Шрифт:
Интервал:
Закладка:
Едва Марьюшка Иванова включала свой перпетум мобиле, извергавший огненную лаву жалоб на наглого проходимца Назарова, снующего от дома к дому и не желающего отдать одной из женщин преимущества перед другой, Ксения успевала вставить, что все эти причитания ей до чертиков надоели, ибо Марьюшка Иванова только хнычет, только грозится захлонуть перед назаровским носом дверь, а на деле никаких решительных мер не принимает. Марьюшку попытки Ксении пресечь разговор о Назарове в самом зародыше не смущали, говорить она хотела и могла лишь о том, что кипело в ее сердце.

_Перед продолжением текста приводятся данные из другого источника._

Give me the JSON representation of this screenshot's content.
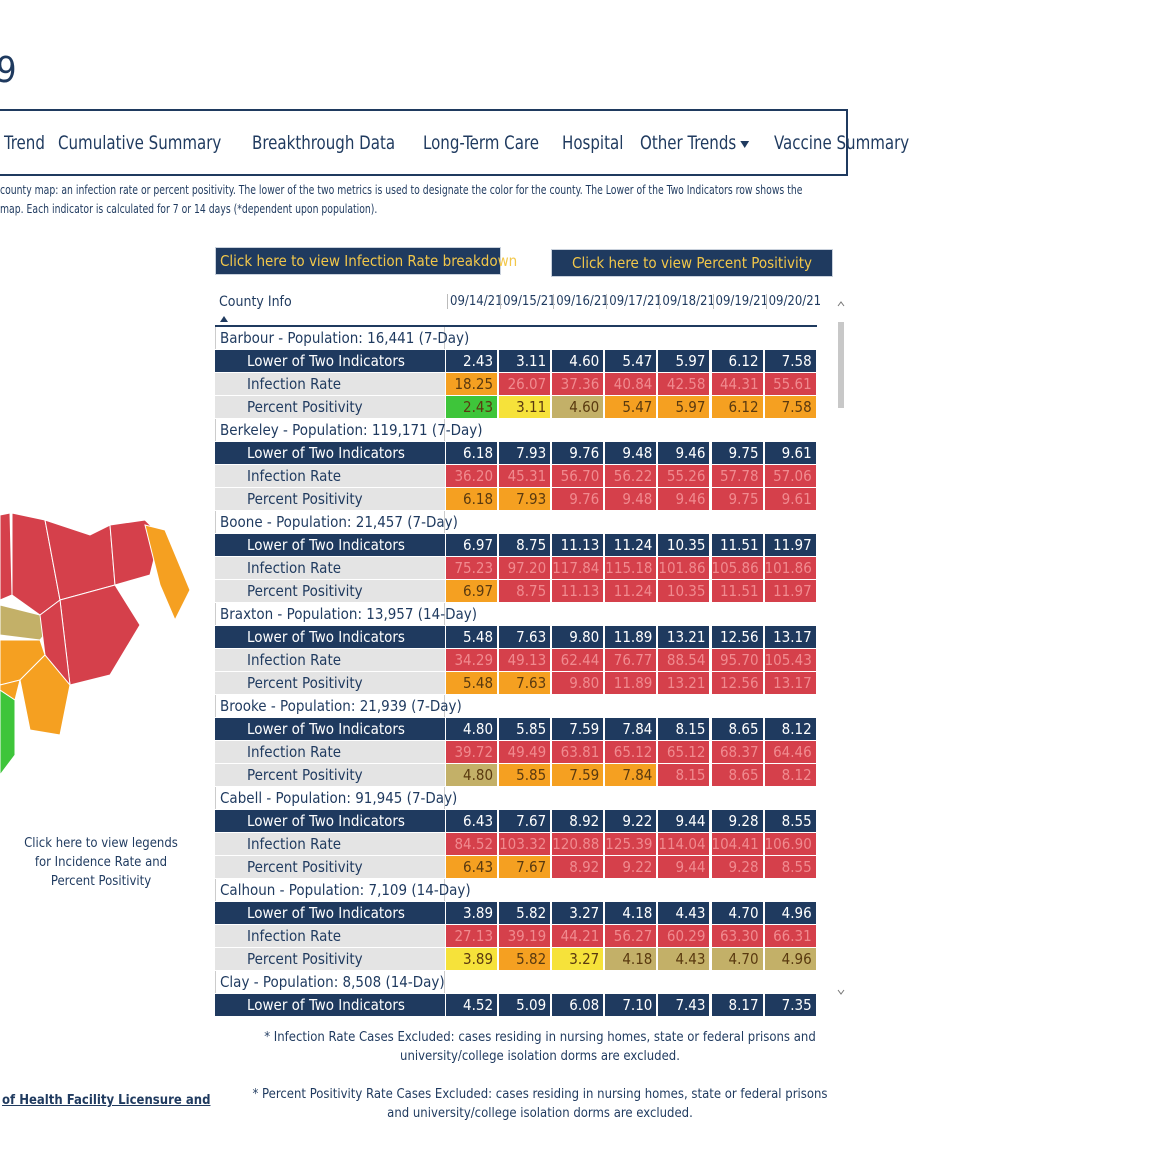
{
  "header": {
    "title": "9",
    "nav": [
      "Trend",
      "Cumulative Summary",
      "Breakthrough Data",
      "Long-Term Care",
      "Hospital",
      "Other Trends",
      "Vaccine Summary"
    ]
  },
  "description": [
    "county map: an infection rate or percent positivity. The lower of the two metrics is used to designate the color for the county. The Lower of the Two Indicators row shows the",
    "map. Each indicator is calculated for 7 or 14 days (*dependent upon population)."
  ],
  "buttons": [
    "Click here to view Infection Rate breakdown",
    "Click here to view Percent Positivity"
  ],
  "legend_link": "Click here to view legends for Incidence Rate and Percent Positivity",
  "footer_link": "of Health Facility Licensure and",
  "table": {
    "header": "County Info",
    "dates": [
      "09/14/21",
      "09/15/21",
      "09/16/21",
      "09/17/21",
      "09/18/21",
      "09/19/21",
      "09/20/21"
    ],
    "row_labels": [
      "Lower of Two Indicators",
      "Infection Rate",
      "Percent Positivity"
    ],
    "counties": [
      {
        "name": "Barbour - Population: 16,441 (7-Day)",
        "rows": [
          {
            "values": [
              "2.43",
              "3.11",
              "4.60",
              "5.47",
              "5.97",
              "6.12",
              "7.58"
            ]
          },
          {
            "values": [
              "18.25",
              "26.07",
              "37.36",
              "40.84",
              "42.58",
              "44.31",
              "55.61"
            ],
            "colors": [
              "#f5a021",
              "#d5404b",
              "#d5404b",
              "#d5404b",
              "#d5404b",
              "#d5404b",
              "#d5404b"
            ]
          },
          {
            "values": [
              "2.43",
              "3.11",
              "4.60",
              "5.47",
              "5.97",
              "6.12",
              "7.58"
            ],
            "colors": [
              "#3ec53a",
              "#f6e23a",
              "#c3b068",
              "#f5a021",
              "#f5a021",
              "#f5a021",
              "#f5a021"
            ]
          }
        ]
      },
      {
        "name": "Berkeley - Population: 119,171 (7-Day)",
        "rows": [
          {
            "values": [
              "6.18",
              "7.93",
              "9.76",
              "9.48",
              "9.46",
              "9.75",
              "9.61"
            ]
          },
          {
            "values": [
              "36.20",
              "45.31",
              "56.70",
              "56.22",
              "55.26",
              "57.78",
              "57.06"
            ],
            "colors": [
              "#d5404b",
              "#d5404b",
              "#d5404b",
              "#d5404b",
              "#d5404b",
              "#d5404b",
              "#d5404b"
            ]
          },
          {
            "values": [
              "6.18",
              "7.93",
              "9.76",
              "9.48",
              "9.46",
              "9.75",
              "9.61"
            ],
            "colors": [
              "#f5a021",
              "#f5a021",
              "#d5404b",
              "#d5404b",
              "#d5404b",
              "#d5404b",
              "#d5404b"
            ]
          }
        ]
      },
      {
        "name": "Boone - Population: 21,457 (7-Day)",
        "rows": [
          {
            "values": [
              "6.97",
              "8.75",
              "11.13",
              "11.24",
              "10.35",
              "11.51",
              "11.97"
            ]
          },
          {
            "values": [
              "75.23",
              "97.20",
              "117.84",
              "115.18",
              "101.86",
              "105.86",
              "101.86"
            ],
            "colors": [
              "#d5404b",
              "#d5404b",
              "#d5404b",
              "#d5404b",
              "#d5404b",
              "#d5404b",
              "#d5404b"
            ]
          },
          {
            "values": [
              "6.97",
              "8.75",
              "11.13",
              "11.24",
              "10.35",
              "11.51",
              "11.97"
            ],
            "colors": [
              "#f5a021",
              "#d5404b",
              "#d5404b",
              "#d5404b",
              "#d5404b",
              "#d5404b",
              "#d5404b"
            ]
          }
        ]
      },
      {
        "name": "Braxton - Population: 13,957 (14-Day)",
        "rows": [
          {
            "values": [
              "5.48",
              "7.63",
              "9.80",
              "11.89",
              "13.21",
              "12.56",
              "13.17"
            ]
          },
          {
            "values": [
              "34.29",
              "49.13",
              "62.44",
              "76.77",
              "88.54",
              "95.70",
              "105.43"
            ],
            "colors": [
              "#d5404b",
              "#d5404b",
              "#d5404b",
              "#d5404b",
              "#d5404b",
              "#d5404b",
              "#d5404b"
            ]
          },
          {
            "values": [
              "5.48",
              "7.63",
              "9.80",
              "11.89",
              "13.21",
              "12.56",
              "13.17"
            ],
            "colors": [
              "#f5a021",
              "#f5a021",
              "#d5404b",
              "#d5404b",
              "#d5404b",
              "#d5404b",
              "#d5404b"
            ]
          }
        ]
      },
      {
        "name": "Brooke - Population: 21,939 (7-Day)",
        "rows": [
          {
            "values": [
              "4.80",
              "5.85",
              "7.59",
              "7.84",
              "8.15",
              "8.65",
              "8.12"
            ]
          },
          {
            "values": [
              "39.72",
              "49.49",
              "63.81",
              "65.12",
              "65.12",
              "68.37",
              "64.46"
            ],
            "colors": [
              "#d5404b",
              "#d5404b",
              "#d5404b",
              "#d5404b",
              "#d5404b",
              "#d5404b",
              "#d5404b"
            ]
          },
          {
            "values": [
              "4.80",
              "5.85",
              "7.59",
              "7.84",
              "8.15",
              "8.65",
              "8.12"
            ],
            "colors": [
              "#c3b068",
              "#f5a021",
              "#f5a021",
              "#f5a021",
              "#d5404b",
              "#d5404b",
              "#d5404b"
            ]
          }
        ]
      },
      {
        "name": "Cabell - Population: 91,945 (7-Day)",
        "rows": [
          {
            "values": [
              "6.43",
              "7.67",
              "8.92",
              "9.22",
              "9.44",
              "9.28",
              "8.55"
            ]
          },
          {
            "values": [
              "84.52",
              "103.32",
              "120.88",
              "125.39",
              "114.04",
              "104.41",
              "106.90"
            ],
            "colors": [
              "#d5404b",
              "#d5404b",
              "#d5404b",
              "#d5404b",
              "#d5404b",
              "#d5404b",
              "#d5404b"
            ]
          },
          {
            "values": [
              "6.43",
              "7.67",
              "8.92",
              "9.22",
              "9.44",
              "9.28",
              "8.55"
            ],
            "colors": [
              "#f5a021",
              "#f5a021",
              "#d5404b",
              "#d5404b",
              "#d5404b",
              "#d5404b",
              "#d5404b"
            ]
          }
        ]
      },
      {
        "name": "Calhoun - Population: 7,109 (14-Day)",
        "rows": [
          {
            "values": [
              "3.89",
              "5.82",
              "3.27",
              "4.18",
              "4.43",
              "4.70",
              "4.96"
            ]
          },
          {
            "values": [
              "27.13",
              "39.19",
              "44.21",
              "56.27",
              "60.29",
              "63.30",
              "66.31"
            ],
            "colors": [
              "#d5404b",
              "#d5404b",
              "#d5404b",
              "#d5404b",
              "#d5404b",
              "#d5404b",
              "#d5404b"
            ]
          },
          {
            "values": [
              "3.89",
              "5.82",
              "3.27",
              "4.18",
              "4.43",
              "4.70",
              "4.96"
            ],
            "colors": [
              "#f6e23a",
              "#f5a021",
              "#f6e23a",
              "#c3b068",
              "#c3b068",
              "#c3b068",
              "#c3b068"
            ]
          }
        ]
      },
      {
        "name": "Clay - Population: 8,508 (14-Day)",
        "rows": [
          {
            "values": [
              "4.52",
              "5.09",
              "6.08",
              "7.10",
              "7.43",
              "8.17",
              "7.35"
            ]
          }
        ]
      }
    ]
  },
  "footnotes": [
    "* Infection Rate Cases Excluded: cases residing in nursing homes, state or federal prisons and university/college isolation dorms are excluded.",
    "* Percent Positivity Rate Cases Excluded: cases residing in nursing homes, state or federal prisons and university/college isolation dorms are excluded."
  ]
}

Но сегодня что-то изменилось. Марьюшка Иванова помалкивала, и Ксения, на долю которой выпала непривычная задача развлекать подругу, даже устала и уловила нечто вроде мысли, что она, мол, слишком постарела и слишком растеряла интерес к жизни, чтобы хорошо исполнять подобные задачи. Ею овладела скука. Но Марьюшка Иванова вовсе не скучала и не унывала, а именно мучилась, и какая-то невыносимая гроза бушевала в ее груди. Наконец она, истово глядя в перспективу набережной, но часто поднимая глаза и к небу, бледная, как бы вылинявшая, тронула дрожащей рукой локоть спутницы, печально вздохнула, чтобы с этого момента уже окончательно отрешиться от пейзажей города и реки и наглухо уйти в свое страдание, и судорожно вымолвила:
- Не могу молчать... все, хватит, теперь буду каяться!
И Ксения поняла, что речь пойдет о Назарове, о Кнопочке, о странном союзе трех разных и в чем-то очень схожих людей; но не так, как уже привыкла она, Ксения, а гораздо мучительнее для самой Марьюшки Ивановой. Она с тревогой покосилась на подругу, сгорая от любопытства и в то же время опасаясь, как бы излишняя откровенность той не испортила ей настроение. Ей захотелось и дальше бездумно верить болтовне Марьюшки о чисто дружеском характере ее отношений с Назаровым.
- Меня уже принимают чуть ли не за святую! - выкрикнула Марьюшка, наливаясь багрянцем. - А это чепуха! Выходит, что я сознательно обманываю всех! Я не грешница, преувеличивать не надо, но какая же из меня святая, помилуйте! Я просто живой человек... женщина!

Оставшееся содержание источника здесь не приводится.